Scientists have focused on alpha-synuclein.

Scientists from Kazan Federal University have conducted a study that could potentially impact treatment approaches for severe neurodegenerative diseases. The results were published in ACS Chemical Neuroscience.

The study was supported by the Priority 2030 program as part of the project Molecular Basis of Amyloid Formation and Anti-Amyloid Activity, led by Igor Sedov and colleagues from the Kazan Institute of Biochemistry and Biophysics of the Kazan Scientific Center of the Russian Academy of Sciences and Moscow State University.

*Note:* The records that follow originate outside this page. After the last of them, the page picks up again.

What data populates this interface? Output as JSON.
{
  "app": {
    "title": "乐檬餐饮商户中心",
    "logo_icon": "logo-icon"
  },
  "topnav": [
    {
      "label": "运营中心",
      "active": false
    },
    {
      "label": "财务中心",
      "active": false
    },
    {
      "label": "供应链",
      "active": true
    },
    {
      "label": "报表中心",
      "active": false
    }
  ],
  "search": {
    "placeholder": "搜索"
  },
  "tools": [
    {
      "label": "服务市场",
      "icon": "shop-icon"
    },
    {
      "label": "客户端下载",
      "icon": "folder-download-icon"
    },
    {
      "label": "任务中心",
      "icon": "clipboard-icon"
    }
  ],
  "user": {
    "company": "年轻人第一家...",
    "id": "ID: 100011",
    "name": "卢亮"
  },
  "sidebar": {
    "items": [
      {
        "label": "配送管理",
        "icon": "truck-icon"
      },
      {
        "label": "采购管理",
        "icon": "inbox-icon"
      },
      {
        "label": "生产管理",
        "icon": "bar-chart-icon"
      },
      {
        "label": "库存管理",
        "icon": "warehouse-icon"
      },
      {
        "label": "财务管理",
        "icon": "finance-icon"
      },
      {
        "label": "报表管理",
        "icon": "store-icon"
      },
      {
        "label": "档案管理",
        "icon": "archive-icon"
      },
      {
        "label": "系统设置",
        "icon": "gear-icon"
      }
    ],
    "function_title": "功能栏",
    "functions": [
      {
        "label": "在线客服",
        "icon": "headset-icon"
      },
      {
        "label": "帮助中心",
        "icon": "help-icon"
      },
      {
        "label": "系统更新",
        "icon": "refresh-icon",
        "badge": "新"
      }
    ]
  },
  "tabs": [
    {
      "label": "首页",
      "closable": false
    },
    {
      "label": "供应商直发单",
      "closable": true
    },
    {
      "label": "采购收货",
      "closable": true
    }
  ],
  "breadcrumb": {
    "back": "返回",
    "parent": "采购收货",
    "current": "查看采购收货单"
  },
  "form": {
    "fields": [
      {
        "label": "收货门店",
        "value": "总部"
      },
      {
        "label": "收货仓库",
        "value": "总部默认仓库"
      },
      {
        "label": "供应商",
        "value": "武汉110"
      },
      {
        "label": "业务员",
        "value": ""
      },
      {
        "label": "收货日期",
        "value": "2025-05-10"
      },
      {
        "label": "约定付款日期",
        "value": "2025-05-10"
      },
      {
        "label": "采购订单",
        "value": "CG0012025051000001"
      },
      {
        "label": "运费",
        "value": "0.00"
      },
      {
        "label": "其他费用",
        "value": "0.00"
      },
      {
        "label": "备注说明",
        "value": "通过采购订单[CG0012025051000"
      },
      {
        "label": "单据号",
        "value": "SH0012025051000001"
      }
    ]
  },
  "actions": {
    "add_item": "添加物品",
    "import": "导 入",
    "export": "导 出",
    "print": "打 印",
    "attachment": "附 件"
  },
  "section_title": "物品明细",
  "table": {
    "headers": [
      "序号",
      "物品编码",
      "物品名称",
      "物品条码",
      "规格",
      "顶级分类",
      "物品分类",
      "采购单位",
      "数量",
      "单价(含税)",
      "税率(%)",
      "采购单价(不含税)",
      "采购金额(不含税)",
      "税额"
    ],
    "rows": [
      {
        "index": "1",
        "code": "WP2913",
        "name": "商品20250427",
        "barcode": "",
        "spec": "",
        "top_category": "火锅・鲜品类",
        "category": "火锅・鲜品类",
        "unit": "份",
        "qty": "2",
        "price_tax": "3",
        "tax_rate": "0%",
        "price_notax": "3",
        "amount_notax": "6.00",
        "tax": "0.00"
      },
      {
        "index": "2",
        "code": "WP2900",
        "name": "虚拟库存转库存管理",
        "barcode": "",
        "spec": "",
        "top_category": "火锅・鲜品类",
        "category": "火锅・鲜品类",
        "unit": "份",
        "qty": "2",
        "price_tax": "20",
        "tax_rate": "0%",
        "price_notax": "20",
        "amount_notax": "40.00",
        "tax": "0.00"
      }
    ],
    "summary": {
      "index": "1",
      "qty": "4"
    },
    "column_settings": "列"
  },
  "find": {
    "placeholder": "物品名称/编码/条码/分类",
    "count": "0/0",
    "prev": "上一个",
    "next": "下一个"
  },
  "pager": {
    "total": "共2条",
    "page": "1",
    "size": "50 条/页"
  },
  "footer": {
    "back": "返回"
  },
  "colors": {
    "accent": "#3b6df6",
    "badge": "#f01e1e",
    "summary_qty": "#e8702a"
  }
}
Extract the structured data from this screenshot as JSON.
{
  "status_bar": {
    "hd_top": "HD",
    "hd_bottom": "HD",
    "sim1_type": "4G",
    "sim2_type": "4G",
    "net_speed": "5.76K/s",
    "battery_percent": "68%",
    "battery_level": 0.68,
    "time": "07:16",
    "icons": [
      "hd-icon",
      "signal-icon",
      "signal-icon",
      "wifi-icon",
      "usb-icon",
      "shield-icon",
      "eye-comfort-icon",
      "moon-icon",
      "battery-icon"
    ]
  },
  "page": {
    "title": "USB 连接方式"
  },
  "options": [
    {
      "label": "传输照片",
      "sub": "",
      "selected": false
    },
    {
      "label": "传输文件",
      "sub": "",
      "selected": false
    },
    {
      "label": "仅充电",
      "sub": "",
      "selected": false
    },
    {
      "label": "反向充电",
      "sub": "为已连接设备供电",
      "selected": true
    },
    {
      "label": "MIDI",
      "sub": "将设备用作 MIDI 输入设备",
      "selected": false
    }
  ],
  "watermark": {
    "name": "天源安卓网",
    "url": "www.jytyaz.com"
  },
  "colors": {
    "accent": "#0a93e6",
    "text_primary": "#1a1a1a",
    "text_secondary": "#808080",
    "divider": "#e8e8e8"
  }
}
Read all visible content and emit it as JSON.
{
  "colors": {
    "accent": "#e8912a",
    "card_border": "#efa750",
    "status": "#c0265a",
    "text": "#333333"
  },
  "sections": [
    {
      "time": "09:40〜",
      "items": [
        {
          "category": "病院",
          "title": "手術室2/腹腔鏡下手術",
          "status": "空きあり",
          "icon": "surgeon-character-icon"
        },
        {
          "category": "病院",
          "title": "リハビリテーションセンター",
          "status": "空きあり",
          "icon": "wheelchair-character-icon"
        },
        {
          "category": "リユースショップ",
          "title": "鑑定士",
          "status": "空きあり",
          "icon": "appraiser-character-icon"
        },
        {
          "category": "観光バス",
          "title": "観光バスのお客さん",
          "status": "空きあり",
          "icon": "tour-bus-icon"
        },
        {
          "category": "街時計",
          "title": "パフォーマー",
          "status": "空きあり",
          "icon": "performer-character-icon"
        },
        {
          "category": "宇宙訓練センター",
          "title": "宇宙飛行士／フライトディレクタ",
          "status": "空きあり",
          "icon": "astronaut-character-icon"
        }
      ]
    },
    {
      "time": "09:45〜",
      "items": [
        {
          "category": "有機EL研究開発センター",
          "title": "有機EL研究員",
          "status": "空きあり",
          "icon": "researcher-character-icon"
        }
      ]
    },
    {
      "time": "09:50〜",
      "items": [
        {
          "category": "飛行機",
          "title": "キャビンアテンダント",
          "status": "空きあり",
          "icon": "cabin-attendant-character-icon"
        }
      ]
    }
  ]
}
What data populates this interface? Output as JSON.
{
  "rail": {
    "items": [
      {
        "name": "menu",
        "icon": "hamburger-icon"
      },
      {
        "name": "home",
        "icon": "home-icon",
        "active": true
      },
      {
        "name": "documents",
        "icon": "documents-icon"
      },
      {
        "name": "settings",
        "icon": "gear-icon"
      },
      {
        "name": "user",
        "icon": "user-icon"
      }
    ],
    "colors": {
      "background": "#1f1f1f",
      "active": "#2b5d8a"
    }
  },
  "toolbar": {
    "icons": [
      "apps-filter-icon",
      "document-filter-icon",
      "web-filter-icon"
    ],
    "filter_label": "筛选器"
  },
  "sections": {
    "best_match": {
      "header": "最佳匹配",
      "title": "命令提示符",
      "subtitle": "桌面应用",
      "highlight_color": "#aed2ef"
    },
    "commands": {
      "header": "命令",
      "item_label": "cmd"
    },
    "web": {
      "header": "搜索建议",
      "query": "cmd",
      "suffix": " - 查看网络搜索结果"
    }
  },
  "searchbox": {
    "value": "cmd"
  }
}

The study focuses on alpha-synuclein, a protein that plays a key role in the development of Parkinson's disease. The study demonstrates for the first time that tricyclic antidepressants—drugs long and widely used in medical practice—can directly interact with this protein and slow the formation of dangerous protein aggregates.

In healthy people, alpha-synuclein is essential for neuronal function. However, in Parkinson's disease and some other disorders, it begins to form toxic aggregates—fibrils and Lewy bodies. Blocking this process is one possible strategy for combating the disease. The search for potential drugs is complicated by the very nature of the target protein: alpha-synuclein is a so-called "intrinsically disordered" protein.

"The problem can be defined as the search for new potential ligands for the synuclein protein in the pathogenesis of neurodegenerative diseases, or more broadly, as the search for ligands for intrinsically disordered proteins. The difficulty is primarily due to the fact that disordered proteins lack a rigid spatial structure and classical ligand-binding pockets. Because of this, small organic molecules rarely exhibit high affinity for such proteins, and any substances for which binding can be demonstrated are of interest." Classical methods of computer modeling of protein-ligand interactions also prove inapplicable," comments Dr. Sedov, Lead Research Associate of the Institute of Chemistry of KFU.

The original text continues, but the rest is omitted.